Built for Survival
Critical national infrastructures are increasingly dependent upon open, large-scale, highly distributed,
Internet-based applications. While there are substantial benefits there are also significant risks, such
as those posed by common software vulnerabilities and the consequent susceptibility of networked systems
to remote attacks. Traditional computer security cannot adequately protect these critical systems from
current and emerging threats.
Survivability is the ability of a computing system to fulfill its mission, in a timely manner, in the
presence of attacks, failures, or accidents. The mission must survive, not any individual component,
nor (in the extreme) even the system itself. Does the concept of building instinctive survivability
into computing systems offer insights that can help us achieve much higher degrees of critical infrastructure
protection and assurance than today's prevailing approaches to cyber security? This talk will describe
several of the key technical and policy research challenges associated with the general notion of survivability
and with the concept of "building in" instinctive survivability. Finally, the potential impact that successful
research in this area would have on the future capabilities of society's critical infrastructures will be
discussed.
Bio
Howard F. Lipson is a Senior Member of the Technical Staff in the CERT Program at Carnegie Mellon's Software
Engineering Institute. Lipson has been a computer security researcher at CERT for seventeen years. He is also
an adjunct professor in Carnegie Mellon University’s Department of Engineering and Public Policy and an
adjunct research faculty member at the Carnegie Mellon Electricity Industry Center. He has played a major role
in developing the foundational concepts and methodologies necessary to extend security research into the new
realm of survivability, and was a chair of three IEEE Information Survivability Workshops. His May 2007 Capitol
Hill briefing on survivability, "Cyber Security: Protecting Our Networks and Critical Infrastructure," was
hosted by the US House of Representatives Committee on Homeland Security and sponsored by the American
Association for the Advancement of Science. His research interests include the analysis and design of survivable
systems and architectures, software assurance, critical infrastructure protection (specifically the electric
power grid), and the technical and public policy aspects of Internet traceability and anonymity.
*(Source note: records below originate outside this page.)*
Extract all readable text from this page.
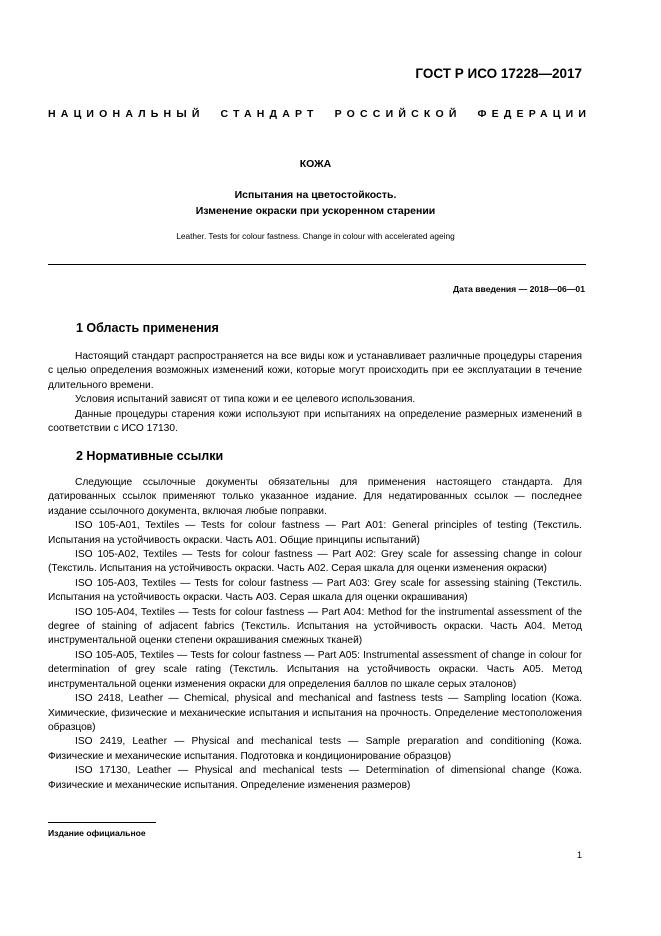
ГОСТ Р ИСО 17228—2017
НАЦИОНАЛЬНЫЙ СТАНДАРТ РОССИЙСКОЙ ФЕДЕРАЦИИ
КОЖА
Испытания на цветостойкость.
Изменение окраски при ускоренном старении
Leather. Tests for colour fastness. Change in colour with accelerated ageing
Дата введения — 2018—06—01
1 Область применения

Настоящий стандарт распространяется на все виды кож и устанавливает различные процедуры старения с целью определения возможных изменений кожи, которые могут происходить при ее эксплуатации в течение длительного времени.

Условия испытаний зависят от типа кожи и ее целевого использования.

Данные процедуры старения кожи используют при испытаниях на определение размерных изменений в соответствии с ИСО 17130.

2 Нормативные ссылки

Следующие ссылочные документы обязательны для применения настоящего стандарта. Для датированных ссылок применяют только указанное издание. Для недатированных ссылок — последнее издание ссылочного документа, включая любые поправки.

ISO 105-A01, Textiles — Tests for colour fastness — Part A01: General principles of testing (Текстиль. Испытания на устойчивость окраски. Часть A01. Общие принципы испытаний)

ISO 105-A02, Textiles — Tests for colour fastness — Part A02: Grey scale for assessing change in colour (Текстиль. Испытания на устойчивость окраски. Часть A02. Серая шкала для оценки изменения окраски)

ISO 105-A03, Textiles — Tests for colour fastness — Part A03: Grey scale for assessing staining (Текстиль. Испытания на устойчивость окраски. Часть A03. Серая шкала для оценки окрашивания)

ISO 105-A04, Textiles — Tests for colour fastness — Part A04: Method for the instrumental assessment of the degree of staining of adjacent fabrics (Текстиль. Испытания на устойчивость окраски. Часть A04. Метод инструментальной оценки степени окрашивания смежных тканей)

ISO 105-A05, Textiles — Tests for colour fastness — Part A05: Instrumental assessment of change in colour for determination of grey scale rating (Текстиль. Испытания на устойчивость окраски. Часть A05. Метод инструментальной оценки изменения окраски для определения баллов по шкале серых эталонов)

ISO 2418, Leather — Chemical, physical and mechanical and fastness tests — Sampling location (Кожа. Химические, физические и механические испытания и испытания на прочность. Определение местоположения образцов)

ISO 2419, Leather — Physical and mechanical tests — Sample preparation and conditioning (Кожа. Физические и механические испытания. Подготовка и кондиционирование образцов)

ISO 17130, Leather — Physical and mechanical tests — Determination of dimensional change (Кожа. Физические и механические испытания. Определение изменения размеров)

Издание официальное
1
Prior to joining Carnegie Mellon, Lipson was a systems design consultant, helping to manage the complexity and
improve the usability of leading-edge software systems. Earlier, he was a computer scientist at AT&T Bell Labs,
where he did exploratory development work on programming environments, executive information systems, and
integrated network management tools. Lipson holds a PhD in Computer Science from Columbia University.